A new device developed by the engineers at the University of California to recognize hand gestures through electrical signals of the forearm
The journal Nature Electronics reveals that scientists have set a goal to control prosthetics or to interact with almost any type of electronic device through their latest innovation which couples wearable biosensors with artificial intelligence (AI). Ali Moin, who helped design the device as a doctoral student in UC Berkeley’s Department of Electrical Engineering and Computer Sciences said, “Prosthetics are one important application of this technology, but besides that, it also offers a very intuitive way of communicating with computers.” Reading hand gestures is one way of improving human-computer interaction. This is a good solution that also maintains an individual’s privacy.”

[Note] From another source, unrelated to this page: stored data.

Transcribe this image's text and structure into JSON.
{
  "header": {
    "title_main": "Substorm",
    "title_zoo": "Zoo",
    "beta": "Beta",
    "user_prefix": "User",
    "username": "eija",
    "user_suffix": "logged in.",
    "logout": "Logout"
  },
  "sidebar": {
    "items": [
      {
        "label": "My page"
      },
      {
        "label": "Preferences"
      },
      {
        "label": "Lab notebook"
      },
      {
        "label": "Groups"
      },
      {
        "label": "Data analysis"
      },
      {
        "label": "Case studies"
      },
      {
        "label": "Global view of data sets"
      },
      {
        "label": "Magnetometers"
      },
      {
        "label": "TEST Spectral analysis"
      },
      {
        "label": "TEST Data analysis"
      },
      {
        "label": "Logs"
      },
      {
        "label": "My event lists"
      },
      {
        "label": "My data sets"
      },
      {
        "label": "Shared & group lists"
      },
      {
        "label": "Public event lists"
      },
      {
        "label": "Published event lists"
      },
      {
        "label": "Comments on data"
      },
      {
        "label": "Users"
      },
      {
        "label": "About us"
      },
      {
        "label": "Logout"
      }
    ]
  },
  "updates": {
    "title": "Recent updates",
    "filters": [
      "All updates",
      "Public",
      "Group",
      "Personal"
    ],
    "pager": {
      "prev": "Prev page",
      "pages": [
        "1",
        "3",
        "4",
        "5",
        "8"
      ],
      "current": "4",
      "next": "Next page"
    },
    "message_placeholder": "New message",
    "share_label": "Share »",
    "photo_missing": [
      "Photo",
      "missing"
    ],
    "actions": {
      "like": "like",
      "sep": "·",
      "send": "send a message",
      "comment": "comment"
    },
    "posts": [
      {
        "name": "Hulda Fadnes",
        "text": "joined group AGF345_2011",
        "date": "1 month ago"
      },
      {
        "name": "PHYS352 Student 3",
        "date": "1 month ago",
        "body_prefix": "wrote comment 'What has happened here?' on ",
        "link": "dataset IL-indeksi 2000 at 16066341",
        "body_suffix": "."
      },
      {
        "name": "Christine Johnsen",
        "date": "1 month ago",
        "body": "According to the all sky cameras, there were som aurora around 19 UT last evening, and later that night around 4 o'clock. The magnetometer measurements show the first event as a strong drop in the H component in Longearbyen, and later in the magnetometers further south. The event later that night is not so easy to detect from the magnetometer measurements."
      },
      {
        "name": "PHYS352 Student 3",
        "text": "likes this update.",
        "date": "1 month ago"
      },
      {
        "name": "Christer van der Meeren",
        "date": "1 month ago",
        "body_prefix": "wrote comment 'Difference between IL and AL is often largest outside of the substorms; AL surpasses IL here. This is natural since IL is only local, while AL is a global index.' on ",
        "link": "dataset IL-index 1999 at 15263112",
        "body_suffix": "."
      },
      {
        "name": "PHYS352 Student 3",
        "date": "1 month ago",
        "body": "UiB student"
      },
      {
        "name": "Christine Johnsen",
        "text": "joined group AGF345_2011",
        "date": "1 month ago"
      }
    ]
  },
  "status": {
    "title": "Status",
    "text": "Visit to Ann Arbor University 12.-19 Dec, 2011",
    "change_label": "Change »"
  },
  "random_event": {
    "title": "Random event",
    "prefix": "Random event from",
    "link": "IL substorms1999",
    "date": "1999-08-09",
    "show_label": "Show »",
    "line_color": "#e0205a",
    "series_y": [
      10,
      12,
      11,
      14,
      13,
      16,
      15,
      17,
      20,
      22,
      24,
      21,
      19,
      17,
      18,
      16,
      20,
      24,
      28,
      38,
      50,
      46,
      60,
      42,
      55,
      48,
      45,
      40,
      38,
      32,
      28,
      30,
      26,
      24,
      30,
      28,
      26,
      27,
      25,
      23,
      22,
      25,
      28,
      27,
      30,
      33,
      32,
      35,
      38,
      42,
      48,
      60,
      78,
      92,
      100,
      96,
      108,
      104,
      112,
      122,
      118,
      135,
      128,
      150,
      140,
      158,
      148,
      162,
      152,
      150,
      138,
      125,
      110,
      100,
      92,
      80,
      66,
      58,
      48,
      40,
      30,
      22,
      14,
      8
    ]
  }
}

The hand gesture recognition system, also collaborated with the team of Ana Arias, a professor of electrical engineering at UC Berkeley, to create and design a flexible armband that can read the electrical signals at 64 different points on the forearm. The electrical signals are then fed into an electrical chip, which is programmed with an AI algorithm capable of associating these signal patterns in the forearm with specific hand gestures.
The team succeeded in teaching the algorithm to recognize 21 individual hand gestures, including a thumbs-up, a fist, a flat hand, holding up individual fingers and counting numbers.
Moin said, “Essentially, what the electrodes in the cuff are sensing is this electrical field. It’s not that precise, in the sense that we can’t pinpoint which exact fibers were triggered, but with the high density of electrodes, it can still learn to recognize certain patterns.”
Like other AI software, the algorithm has to first ‘learn’ how electrical signals in the arm correspond with individual hand gestures. To do this, each user has to wear the cuff while making the hand gestures one by one.
However, the new device uses a type of advanced AI called a hyperdimensional computing algorithm, which is capable of updating itself with new information.
“In gesture recognition, your signals are going to change over time, and that can affect the performance of your model, hence we improved the classification accuracy by updating the model on the device,” Moin said.
Another advantage of the new device is that all of the computing occurs locally on the chip: No personal data are transmitted to a nearby computer or device.
Jan Rabaey, the Donald O. Pedersen Distinguished Professor of Electrical Engineering at UC Berkeley and senior author of the paper said, “In our approach, we implemented a process where the learning is done on the device itself. And it is extremely quick: You only have to do it one time, and it starts doing the job. But if you do it more times, it can get better.”
While the device is not ready to be a commercial product yet, Rabaey said that it could likely get there with a few tweaks.
“Most of these technologies already exist elsewhere, but what’s unique about this device is that it integrates the biosensing, signal processing and interpretation, and artificial intelligence into one system that is relatively small and flexible and has a low power budget,” Rabaey said.